Sempre neste tipo de exercício procuro colocar algumas palavras conhecidas e outras desconhecidas para eles. Com isto, posso explicar e, de preferência, mostrar com figuras ou ao vivo, o significado mais concretamente e assim ampliar seus conhecimentos. E além de ler e identificar o nome do objeto, teve que grifar novamente os encontros consonantais (e que serve para fixar o que estão aprendendo).

COISAS DO M E DO N.

Aproveito a oportunidade para dar mais algumas explicações. Quando pronunciamos o P e o B precisamos da boca fechada.

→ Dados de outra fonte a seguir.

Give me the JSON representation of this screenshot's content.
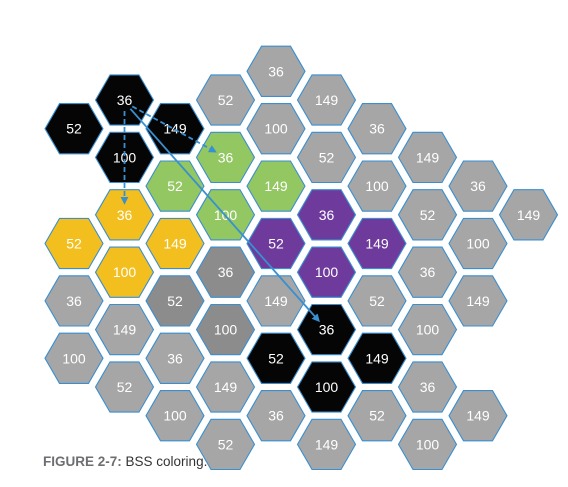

A letra que prepara a nossa boca para pronunciarmos essas letras é o M. Por isso, sempre que tivermos um som anasalado ( que vai para o nariz) primeiro vem o M e logo em seguida ou B ou o P.  E só essas.  E então, mostro a ele com figuras e posteriormente, com um espelho.


ou



Para todas as outras consoantes usamos o N, que não precisam da boca fechada. 


 Depois de tudo isto, mostro como ficam nas palavras:

com M                                           com N 

Agora é só trabalhar bastante para fixar essas informações.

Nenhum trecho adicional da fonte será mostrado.